Phillip Inman 

Labour’s Leavers have got the wrong idea about the EU

Labour MPs who vote for May’s deal in fear of supposed European neoliberalism could see it backfire on them
  
  

Anti-Brexit protester carrying poster of Boris Johnson in clown makeup
A protester in Parliament Square makes her feelings about Boris Johnson and Brexit known. Photograph: Imageplotter/REX/Shutterstock

There is a widespread view in far-left circles that the European Union ranks among the world’s foremost neoliberal institutions, along with the US Congress and the White House under Donald Trump.

Even Remain supporters can be heard at Labour party meetings saying things such as: “The EU is a neoliberal construct, but we should be changing it from the inside, not walking away.”

Without this gnawing sense that Brussels is run by an elite, one that is hell-bent on taking Europe on a path to privatisation, all but the most ardent sovereignty campaigners would probably want to stay inside the EU. The MPs John Mann and Caroline Flint wouldn’t be under pressure from their constituency members and unions such as Unite and the RMT to back a Brexit deal. Jeremy Corbyn and his advisers might even get on board the People’s Vote bus, ditching the halfhearted stance they have adopted up to now.

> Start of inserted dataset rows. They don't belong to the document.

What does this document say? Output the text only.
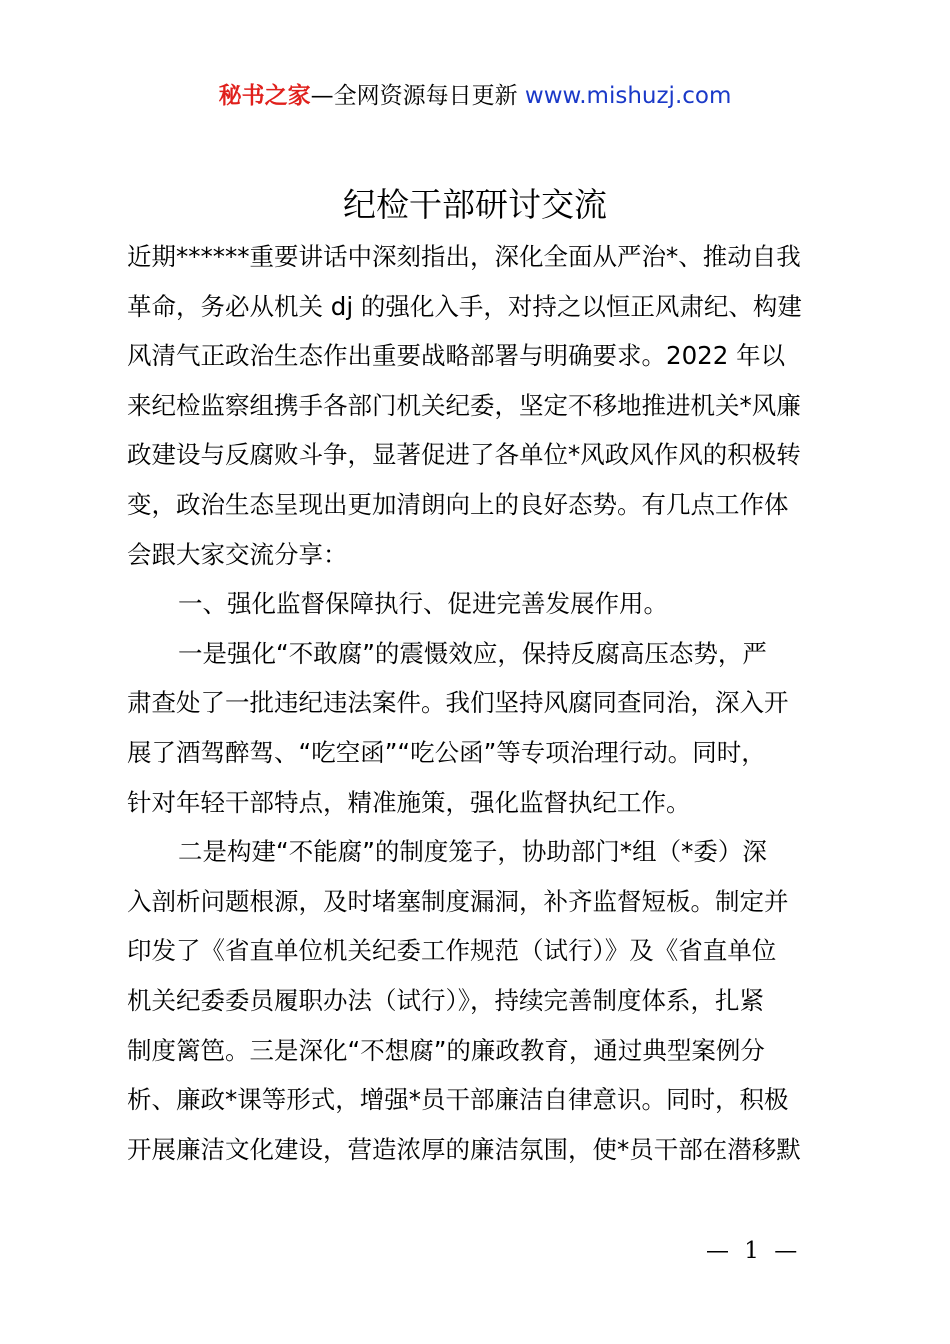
秘书之家—全网资源每日更新 www.mishuzj.com
纪检干部研讨交流
近期******重要讲话中深刻指出，深化全面从严治*、推动自我
革命，务必从机关 dj 的强化入手，对持之以恒正风肃纪、构建
风清气正政治生态作出重要战略部署与明确要求。2022 年以
来纪检监察组携手各部门机关纪委，坚定不移地推进机关*风廉
政建设与反腐败斗争，显著促进了各单位*风政风作风的积极转
变，政治生态呈现出更加清朗向上的良好态势。有几点工作体
会跟大家交流分享：
一、强化监督保障执行、促进完善发展作用。
一是强化“不敢腐”的震慑效应，保持反腐高压态势，严
肃查处了一批违纪违法案件。我们坚持风腐同查同治，深入开
展了酒驾醉驾、“吃空函”“吃公函”等专项治理行动。同时，
针对年轻干部特点，精准施策，强化监督执纪工作。
二是构建“不能腐”的制度笼子，协助部门*组（*委）深
入剖析问题根源，及时堵塞制度漏洞，补齐监督短板。制定并
印发了《省直单位机关纪委工作规范（试行）》及《省直单位
机关纪委委员履职办法（试行）》，持续完善制度体系，扎紧
制度篱笆。三是深化“不想腐”的廉政教育，通过典型案例分
析、廉政*课等形式，增强*员干部廉洁自律意识。同时，积极
开展廉洁文化建设，营造浓厚的廉洁氛围，使*员干部在潜移默
— 1 —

There is still time to take a less blinkered view as we near the end of the article 50 negotiation period. Not much time, granted. But without a dispassionate reassessment of the EU, it is likely that a majority of MPs, mostly Tory with Mann and Flint in tow, will vote for Theresa May’s revised deal when it is put before parliament either this week or next. It’s that or the UK crashes out, which also remains a possibility.

If we accept the definition of neoliberal as the pursuit of free markets, low taxes and privatisation at the expense of state regulation, public welfare support and state-run services, then the most recent example of such behaviour is the EU demand that Greece takes this road to redemption.

According to the leftwing Brexit, or Lexit, viewpoint, the Germans took over as the driving force behind Brussels’ reform agenda in the wake of the financial crisis and the Greeks were one of their main victims.

Its a simple argument. Unfortunately, that is its only attraction. As with most disputes, it is more complicated and there is wrong on both sides. For a country such as Greece to claim that its overly generous state benefits should be protected by its neighbours, which in the main do not enjoy such benefits, was always a stretch.

From the standpoint of most European leaders, not just the Germans, it wasn’t the EU that forced Greece to almost bankrupt itself funding the 2004 Athens Olympics. It wasn’t the EU that forced Greece to build up its military spending to become one of the highest in Nato. In fact, in 2015, only six other Nato countries had military personnel costs higher than Greece’s.

Linked to this tale is the austerity the Greeks must suffer for many more years. It’s true the EU can block domestic budgets that overstep debt rules. However, it hasn’t prevented the Syriza government from tackling corrupt businesses, taxing wealthy households and overhauling a public sector that is lubricated by backhanders.

Another recent example of Brussels’ neoliberal tendencies is the plan to force governments to offer up their rail networks to competitive tender. This is viewed as the thin end of a large wedge that would see the EU push through the privatisations of most utilities, much as the UK has already done and which the Lexiters dream of reversing.

In his book on Europe’s privatisation experiments, Private Island, James Meek shows how the sale of state assets to private firms relies for its “success” on driving down costs, usually with steep wage cuts and weak terms and conditions of employment to the fore.

However, the way privatisations have been carried out in the Netherlands, Italy and the UK has been under domestic regulations, not the diktat of Brussels. The generosity of minimum wages, the strength of union laws and enforcement of employment regulations above the minimums set by Brussels are governed by member states.

In the case of rail privatisation, a closer look shows that the EU rules are flexible and allow state-owned businesses to run trains. State-owned businesses can also operate the underlying rail network, as happens in the UK, though operation of trains and network must be separated.

Critics on the left say Brussels has been captured by lobbyists for multinational companies. They say this without acknowledging that Brussels is blocking monopoly mergers and the exploits of the tech companies with more rigour than any other jurisdiction.

It’s easy to understand why Boris Johnson and Jacob Rees-Mogg want to escape the EU and its demands for basic rights, but for those on the left who want to achieve better workers’ terms, to follow their lead only gives rightwing Brexiters the destructive tools they crave.